Fin: Reviewing Baseball: The Movie
Wrapping up Baseball Week, plus Hollywood in my neighborhood, more on that Pauline Kael/Nixon thing, and why you shouldn't bet on the Razzies
Welcome to Baseball Week at The S.S. Ben Hecht, where I’ve written daily about baseball and baseball-related movies. Now, we wrap it up with a book about that very subject.
Film critic Noah Gittell has written a book called “Baseball: The Movie,” which came out earlier this week. The book is not merely a list of the 50 best baseball movies or anything like that, but rather a social and cultural history of the genre.
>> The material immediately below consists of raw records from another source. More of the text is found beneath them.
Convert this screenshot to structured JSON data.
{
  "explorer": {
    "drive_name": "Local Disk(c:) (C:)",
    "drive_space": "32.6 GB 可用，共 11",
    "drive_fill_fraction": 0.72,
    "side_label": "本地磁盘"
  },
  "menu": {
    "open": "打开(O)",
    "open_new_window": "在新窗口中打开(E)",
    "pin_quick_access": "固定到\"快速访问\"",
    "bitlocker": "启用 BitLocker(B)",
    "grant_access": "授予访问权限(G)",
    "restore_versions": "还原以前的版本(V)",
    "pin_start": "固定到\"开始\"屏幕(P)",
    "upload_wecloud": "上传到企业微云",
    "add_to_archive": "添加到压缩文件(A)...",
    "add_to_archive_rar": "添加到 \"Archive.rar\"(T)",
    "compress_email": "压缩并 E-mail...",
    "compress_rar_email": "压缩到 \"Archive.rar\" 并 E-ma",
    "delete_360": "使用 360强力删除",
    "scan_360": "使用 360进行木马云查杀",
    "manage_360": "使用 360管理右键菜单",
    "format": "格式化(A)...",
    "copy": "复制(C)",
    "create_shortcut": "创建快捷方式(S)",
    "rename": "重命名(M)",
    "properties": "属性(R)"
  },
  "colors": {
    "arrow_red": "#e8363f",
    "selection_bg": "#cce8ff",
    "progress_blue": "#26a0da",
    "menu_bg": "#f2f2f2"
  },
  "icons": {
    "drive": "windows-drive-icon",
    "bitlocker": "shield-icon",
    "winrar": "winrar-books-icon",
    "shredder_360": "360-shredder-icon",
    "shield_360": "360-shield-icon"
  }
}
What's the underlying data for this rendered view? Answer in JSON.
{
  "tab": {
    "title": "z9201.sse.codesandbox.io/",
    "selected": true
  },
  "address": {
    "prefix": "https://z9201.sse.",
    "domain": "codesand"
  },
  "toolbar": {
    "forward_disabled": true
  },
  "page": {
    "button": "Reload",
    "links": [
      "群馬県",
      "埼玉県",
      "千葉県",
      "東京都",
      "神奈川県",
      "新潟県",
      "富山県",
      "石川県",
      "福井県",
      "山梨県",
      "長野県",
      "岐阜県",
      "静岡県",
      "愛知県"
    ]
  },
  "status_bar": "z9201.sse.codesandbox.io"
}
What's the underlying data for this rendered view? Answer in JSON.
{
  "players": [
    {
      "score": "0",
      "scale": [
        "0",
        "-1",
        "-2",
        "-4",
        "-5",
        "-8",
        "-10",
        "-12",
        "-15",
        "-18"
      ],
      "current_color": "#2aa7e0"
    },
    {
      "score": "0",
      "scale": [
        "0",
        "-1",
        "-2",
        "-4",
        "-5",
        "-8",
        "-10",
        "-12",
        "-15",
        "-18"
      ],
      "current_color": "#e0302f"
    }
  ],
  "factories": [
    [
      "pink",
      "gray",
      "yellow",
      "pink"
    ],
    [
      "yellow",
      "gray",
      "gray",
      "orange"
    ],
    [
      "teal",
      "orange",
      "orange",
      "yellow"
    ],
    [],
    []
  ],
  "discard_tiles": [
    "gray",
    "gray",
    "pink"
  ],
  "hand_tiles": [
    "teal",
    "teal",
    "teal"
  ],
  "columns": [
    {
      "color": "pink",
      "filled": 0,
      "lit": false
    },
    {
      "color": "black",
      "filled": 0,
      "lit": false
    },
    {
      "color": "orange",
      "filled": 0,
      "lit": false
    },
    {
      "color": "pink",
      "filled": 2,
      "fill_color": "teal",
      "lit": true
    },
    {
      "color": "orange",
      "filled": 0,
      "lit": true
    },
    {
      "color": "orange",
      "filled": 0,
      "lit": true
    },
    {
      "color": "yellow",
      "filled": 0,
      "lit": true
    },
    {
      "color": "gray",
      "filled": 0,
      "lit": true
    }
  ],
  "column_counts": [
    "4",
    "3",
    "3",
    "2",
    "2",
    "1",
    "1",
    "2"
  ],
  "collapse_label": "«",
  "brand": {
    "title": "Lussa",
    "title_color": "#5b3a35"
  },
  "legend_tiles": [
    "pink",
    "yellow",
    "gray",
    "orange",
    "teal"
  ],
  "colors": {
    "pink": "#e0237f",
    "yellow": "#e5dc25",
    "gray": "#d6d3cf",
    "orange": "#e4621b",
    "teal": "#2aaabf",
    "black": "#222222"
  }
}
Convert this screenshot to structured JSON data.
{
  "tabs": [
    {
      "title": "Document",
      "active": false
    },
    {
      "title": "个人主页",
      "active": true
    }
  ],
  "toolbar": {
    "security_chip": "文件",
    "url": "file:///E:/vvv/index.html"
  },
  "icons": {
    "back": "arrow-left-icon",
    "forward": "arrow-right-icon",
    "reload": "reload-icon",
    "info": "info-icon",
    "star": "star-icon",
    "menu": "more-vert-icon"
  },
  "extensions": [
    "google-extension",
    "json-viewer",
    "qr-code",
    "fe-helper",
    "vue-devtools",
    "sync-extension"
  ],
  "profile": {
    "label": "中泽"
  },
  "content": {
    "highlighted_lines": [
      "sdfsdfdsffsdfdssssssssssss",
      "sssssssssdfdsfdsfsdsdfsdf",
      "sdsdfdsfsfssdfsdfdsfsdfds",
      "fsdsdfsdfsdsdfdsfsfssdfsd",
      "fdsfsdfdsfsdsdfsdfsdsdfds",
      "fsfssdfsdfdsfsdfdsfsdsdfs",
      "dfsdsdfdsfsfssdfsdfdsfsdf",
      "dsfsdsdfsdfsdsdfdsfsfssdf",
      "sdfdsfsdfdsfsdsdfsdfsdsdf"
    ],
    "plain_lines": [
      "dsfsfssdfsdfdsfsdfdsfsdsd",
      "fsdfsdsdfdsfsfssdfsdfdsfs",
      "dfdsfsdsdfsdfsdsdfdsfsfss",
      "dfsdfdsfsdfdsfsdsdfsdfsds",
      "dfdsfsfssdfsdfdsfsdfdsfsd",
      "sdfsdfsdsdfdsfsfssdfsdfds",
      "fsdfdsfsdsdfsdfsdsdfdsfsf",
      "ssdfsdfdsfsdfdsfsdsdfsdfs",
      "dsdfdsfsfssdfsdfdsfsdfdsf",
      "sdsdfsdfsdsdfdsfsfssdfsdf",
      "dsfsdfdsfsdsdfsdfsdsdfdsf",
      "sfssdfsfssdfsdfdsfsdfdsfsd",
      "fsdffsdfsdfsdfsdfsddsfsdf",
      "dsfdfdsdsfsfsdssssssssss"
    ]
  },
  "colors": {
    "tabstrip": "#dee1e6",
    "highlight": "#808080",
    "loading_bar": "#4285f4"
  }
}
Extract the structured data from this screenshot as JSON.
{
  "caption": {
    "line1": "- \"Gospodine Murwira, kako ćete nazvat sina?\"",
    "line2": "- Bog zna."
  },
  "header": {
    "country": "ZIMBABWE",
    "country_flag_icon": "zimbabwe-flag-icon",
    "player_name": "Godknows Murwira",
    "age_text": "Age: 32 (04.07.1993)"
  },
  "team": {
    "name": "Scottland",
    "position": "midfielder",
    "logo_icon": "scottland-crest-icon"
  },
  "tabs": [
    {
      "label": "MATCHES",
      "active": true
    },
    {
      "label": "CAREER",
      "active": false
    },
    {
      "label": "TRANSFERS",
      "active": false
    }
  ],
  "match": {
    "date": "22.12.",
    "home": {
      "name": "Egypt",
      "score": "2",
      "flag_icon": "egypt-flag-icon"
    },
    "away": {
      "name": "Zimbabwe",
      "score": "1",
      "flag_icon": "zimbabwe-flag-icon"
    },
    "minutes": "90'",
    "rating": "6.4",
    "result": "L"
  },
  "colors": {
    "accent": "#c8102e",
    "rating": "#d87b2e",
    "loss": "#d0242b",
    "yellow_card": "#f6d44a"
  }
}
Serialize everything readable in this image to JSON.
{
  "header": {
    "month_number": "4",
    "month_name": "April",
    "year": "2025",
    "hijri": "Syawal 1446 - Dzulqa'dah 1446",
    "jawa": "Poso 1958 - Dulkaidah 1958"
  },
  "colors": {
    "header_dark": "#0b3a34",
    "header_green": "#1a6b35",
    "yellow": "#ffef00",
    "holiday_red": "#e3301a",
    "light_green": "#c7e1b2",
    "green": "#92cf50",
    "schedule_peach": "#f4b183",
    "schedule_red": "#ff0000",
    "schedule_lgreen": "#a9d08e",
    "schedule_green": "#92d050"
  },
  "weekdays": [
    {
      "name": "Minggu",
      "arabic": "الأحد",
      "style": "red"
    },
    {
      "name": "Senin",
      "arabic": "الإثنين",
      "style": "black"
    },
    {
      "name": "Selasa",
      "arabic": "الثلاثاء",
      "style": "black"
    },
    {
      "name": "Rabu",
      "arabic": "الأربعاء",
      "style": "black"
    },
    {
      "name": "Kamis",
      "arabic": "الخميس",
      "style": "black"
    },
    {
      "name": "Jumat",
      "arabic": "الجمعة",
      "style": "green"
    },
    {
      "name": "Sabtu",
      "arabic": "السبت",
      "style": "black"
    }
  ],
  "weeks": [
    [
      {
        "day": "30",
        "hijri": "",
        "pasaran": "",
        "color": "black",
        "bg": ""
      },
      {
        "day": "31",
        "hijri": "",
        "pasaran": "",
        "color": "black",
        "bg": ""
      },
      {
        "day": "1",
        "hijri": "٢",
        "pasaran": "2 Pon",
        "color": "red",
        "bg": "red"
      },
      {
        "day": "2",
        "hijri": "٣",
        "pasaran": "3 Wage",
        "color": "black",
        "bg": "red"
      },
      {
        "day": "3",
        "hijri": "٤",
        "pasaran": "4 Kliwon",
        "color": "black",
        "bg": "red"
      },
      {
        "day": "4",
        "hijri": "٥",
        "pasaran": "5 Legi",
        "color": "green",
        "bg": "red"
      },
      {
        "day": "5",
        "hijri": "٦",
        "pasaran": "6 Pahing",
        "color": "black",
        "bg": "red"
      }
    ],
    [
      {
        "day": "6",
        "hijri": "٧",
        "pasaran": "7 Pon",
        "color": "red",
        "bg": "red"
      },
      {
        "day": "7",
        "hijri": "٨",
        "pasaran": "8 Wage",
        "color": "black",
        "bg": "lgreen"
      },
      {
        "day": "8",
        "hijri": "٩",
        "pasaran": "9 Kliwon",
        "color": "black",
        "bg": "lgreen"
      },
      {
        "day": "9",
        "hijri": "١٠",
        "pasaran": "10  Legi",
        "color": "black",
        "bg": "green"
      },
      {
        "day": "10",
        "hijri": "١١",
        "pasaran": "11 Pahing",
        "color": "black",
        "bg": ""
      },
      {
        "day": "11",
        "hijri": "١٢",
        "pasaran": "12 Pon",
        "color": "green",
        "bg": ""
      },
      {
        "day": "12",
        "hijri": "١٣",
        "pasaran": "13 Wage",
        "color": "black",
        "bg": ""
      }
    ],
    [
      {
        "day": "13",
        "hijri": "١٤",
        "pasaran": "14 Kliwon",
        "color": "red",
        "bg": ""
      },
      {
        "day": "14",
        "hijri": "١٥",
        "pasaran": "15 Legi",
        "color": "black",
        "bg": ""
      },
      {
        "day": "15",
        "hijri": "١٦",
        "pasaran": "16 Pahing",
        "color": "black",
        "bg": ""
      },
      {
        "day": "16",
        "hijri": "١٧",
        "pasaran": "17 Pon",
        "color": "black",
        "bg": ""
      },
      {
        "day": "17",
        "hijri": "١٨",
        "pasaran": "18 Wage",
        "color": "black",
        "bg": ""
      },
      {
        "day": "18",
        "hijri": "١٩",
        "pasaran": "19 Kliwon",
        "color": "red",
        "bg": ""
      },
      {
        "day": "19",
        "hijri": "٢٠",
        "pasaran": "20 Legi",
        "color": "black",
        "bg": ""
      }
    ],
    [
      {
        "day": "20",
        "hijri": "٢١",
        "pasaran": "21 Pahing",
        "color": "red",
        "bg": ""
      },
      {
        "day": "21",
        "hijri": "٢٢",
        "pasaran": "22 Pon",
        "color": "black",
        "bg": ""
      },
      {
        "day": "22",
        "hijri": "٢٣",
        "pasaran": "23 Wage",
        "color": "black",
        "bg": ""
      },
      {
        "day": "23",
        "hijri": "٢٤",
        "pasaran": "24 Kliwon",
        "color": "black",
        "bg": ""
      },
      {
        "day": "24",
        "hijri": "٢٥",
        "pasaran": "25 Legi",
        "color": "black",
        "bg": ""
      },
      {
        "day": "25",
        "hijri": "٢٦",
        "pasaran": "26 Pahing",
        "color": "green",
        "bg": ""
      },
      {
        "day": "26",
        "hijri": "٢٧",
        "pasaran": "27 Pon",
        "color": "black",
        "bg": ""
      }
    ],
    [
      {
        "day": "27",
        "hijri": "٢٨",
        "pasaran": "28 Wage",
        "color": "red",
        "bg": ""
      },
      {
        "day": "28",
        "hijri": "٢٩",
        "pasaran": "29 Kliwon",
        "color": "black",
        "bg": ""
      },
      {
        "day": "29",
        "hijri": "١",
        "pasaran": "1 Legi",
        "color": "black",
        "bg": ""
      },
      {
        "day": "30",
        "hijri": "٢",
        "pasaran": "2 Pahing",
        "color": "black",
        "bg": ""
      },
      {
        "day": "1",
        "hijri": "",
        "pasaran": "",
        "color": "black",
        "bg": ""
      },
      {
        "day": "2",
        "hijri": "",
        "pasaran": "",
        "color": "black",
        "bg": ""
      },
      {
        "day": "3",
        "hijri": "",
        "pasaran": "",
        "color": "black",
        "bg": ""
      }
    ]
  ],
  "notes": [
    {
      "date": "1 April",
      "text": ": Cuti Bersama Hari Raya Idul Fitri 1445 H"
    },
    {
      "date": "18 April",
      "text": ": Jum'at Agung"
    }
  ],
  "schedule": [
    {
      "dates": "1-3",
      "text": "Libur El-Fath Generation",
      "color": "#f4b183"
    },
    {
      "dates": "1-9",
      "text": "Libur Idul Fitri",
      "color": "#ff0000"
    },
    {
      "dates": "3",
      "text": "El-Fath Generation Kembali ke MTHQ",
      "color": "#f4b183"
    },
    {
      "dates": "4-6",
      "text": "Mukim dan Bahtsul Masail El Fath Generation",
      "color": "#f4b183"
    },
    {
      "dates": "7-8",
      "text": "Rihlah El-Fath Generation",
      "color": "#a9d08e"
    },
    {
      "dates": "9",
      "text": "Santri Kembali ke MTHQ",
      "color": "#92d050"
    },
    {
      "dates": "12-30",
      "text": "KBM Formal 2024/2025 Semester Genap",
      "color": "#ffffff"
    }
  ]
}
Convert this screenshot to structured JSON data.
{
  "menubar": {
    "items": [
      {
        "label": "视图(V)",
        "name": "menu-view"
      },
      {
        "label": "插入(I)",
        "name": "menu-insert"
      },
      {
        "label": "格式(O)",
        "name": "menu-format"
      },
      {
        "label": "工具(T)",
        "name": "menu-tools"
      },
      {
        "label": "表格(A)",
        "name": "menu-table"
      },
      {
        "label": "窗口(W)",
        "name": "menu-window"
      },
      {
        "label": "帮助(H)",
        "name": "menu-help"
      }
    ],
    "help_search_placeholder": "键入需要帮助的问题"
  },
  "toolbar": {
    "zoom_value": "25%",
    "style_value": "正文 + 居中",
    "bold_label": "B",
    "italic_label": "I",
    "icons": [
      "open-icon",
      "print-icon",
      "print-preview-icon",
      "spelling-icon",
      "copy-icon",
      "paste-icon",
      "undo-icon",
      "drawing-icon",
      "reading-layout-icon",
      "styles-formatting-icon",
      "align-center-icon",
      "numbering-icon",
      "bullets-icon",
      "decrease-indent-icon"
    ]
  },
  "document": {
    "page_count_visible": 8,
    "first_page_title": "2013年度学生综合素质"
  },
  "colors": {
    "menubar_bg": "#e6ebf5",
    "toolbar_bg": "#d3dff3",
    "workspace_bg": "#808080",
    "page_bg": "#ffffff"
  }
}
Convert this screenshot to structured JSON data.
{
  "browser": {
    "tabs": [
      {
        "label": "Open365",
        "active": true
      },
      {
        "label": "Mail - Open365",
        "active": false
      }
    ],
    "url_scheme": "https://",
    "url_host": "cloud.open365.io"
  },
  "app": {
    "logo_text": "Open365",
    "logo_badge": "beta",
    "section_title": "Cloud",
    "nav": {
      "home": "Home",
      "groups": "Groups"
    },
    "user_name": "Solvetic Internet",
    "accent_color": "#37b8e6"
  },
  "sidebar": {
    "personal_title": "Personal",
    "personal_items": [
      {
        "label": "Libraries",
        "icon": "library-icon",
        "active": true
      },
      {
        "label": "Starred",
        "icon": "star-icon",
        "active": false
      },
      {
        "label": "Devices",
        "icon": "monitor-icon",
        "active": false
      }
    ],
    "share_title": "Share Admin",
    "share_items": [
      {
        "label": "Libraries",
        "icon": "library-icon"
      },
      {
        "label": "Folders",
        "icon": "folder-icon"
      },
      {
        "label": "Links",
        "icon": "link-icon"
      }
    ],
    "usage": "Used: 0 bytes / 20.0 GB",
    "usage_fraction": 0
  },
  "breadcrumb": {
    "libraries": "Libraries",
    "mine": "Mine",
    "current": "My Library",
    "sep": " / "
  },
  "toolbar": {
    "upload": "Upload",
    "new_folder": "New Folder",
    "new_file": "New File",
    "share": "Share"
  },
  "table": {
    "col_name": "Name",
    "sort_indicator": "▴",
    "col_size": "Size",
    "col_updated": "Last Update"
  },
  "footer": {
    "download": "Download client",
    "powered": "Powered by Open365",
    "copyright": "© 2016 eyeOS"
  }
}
And Gittell, who clearly knows movies and baseball exceptionally well, has nailed it. The book is full of fantastic insights, including things I’ve never noticed before about movies I’ve seen dozens or hundreds of times.
“Baseball: The Movie” is split into sections examining specific baseball film eras. There’s the way baseball movies built up American mythology in the first half of the 20th Century and then confronted subsequent cynicism by the 1970s. There’s also much attention given to the baseball movie boom of the 1980s and 1990s, as well as the question of why baseball movies have declined since the turn of the millennium.
I appreciated some of the insights offered about various films that I know very well. Yes, the plot of Field of Dreams would sound like abject insanity if you described it to someone for the first time. Yes, Little Big League, with its non-playing kid manager, was an early forerunner of the nerd-led analytics revolution. Yes, 42, for all its feel-good sentimentality, took no risks at all, and it’s a tragedy that we never go to see Spike Lee’s long-planned conception of a Jackie Robinson biopic. And yes, Moneyball — much as I love it — is largely the story of a hero who saved his boss’s money (but it’s still a considerably better movie than the reactionary retort that was Trouble With the Curve.)
Gittell also lists the best-ever baseball scenes in non-baseball movies. While he omits the obvious #1—The Naked Gun—that film’s legendary baseball sequence later gets its own chapter, which smartly notes that it’s a rare baseball story with an umpire (albeit a fake one) at its center. On his Substack, Gittell has been ranking the best baseball movies, making a persuasive case for A League of Their Own as the best (and offering to sign books “Avoid the clap, Jimmy Dugan.”)
Why did the baseball movie decline? Gittell seems to believe it’s a combination of mid-budget movies getting squeezed out by Hollywood and a lack of interest in anything that’s not superhero movies or prestige. But these things tend to be cyclical, and he sees potential in a movie about the World Baseball Classic.
“Baseball: The Movie” is highly recommended for anyone who cares a little about baseball movies.